This week, Groq, a pioneer in AI and ML systems, stated that it has adopted a new large language model (LLM), LLaMA chatbot technology from Meta, and a suggested replacement for ChatGPT to run on its platforms.
On February 24th, Facebookparent ®’s company, Meta, launched LLaMA, which chatbots may utilize to produce writing that sounds human. After downloading the model three days later, the Groq team had eight GroqChip inference processors running it on a commercial GroqNodeTM server within a few days. This is a development activity that frequently requires a bigger team of engineers to finish weeks or months later than Groq was able to do with only a small group from its compiler team.
Jonathan Ross, CEO and founder of Groq said, “This speed of development at Groq validates that our generalizable compiler and software-defined hardware approach is keeping up with the accelerating pace of LLM innovation–something traditional kernel-based approaches struggle with.”
While Meta researchers initially created LLaMA for NVIDIATM processors, Groq’s quick LLaMA bring-up is a very special and significant milestone. Engineers from Groq successfully ran a cutting-edge model on their technology to show off GroqChip as a ready-to-use replacement for existing technologies. Customers will require solutions that offer real time-to-production advantages, lowering developer complexity for quick iteration, as generative AI carves out a niche for itself in the market and transformers accelerate the speed of Technology development.

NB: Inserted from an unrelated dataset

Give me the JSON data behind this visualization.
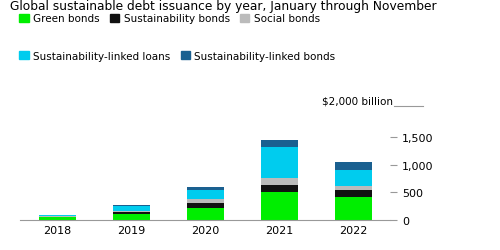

Bill Xing, Tech Lead Manager, ML Compiler at Groq said, “The complexity of computing platforms is permeating into user code and slowing down innovation. Groq is reversing this trend. Since we’re working on models that were trained on Nvidia GPUs, the first step of porting customer workloads to Groq is removing non-portable, vendor-specific code targeted for specific vendors and architectures. This might include replacing vendor-specific code calling kernels, removing manual parallelism or memory semantics, etc. The resulting code ends up looking a lot simpler and more elegant. Imagine not having to do all that ‘performance engineering’ in the first place to achieve stellar performance! This also helps by not locking a business down to a specific vendor.”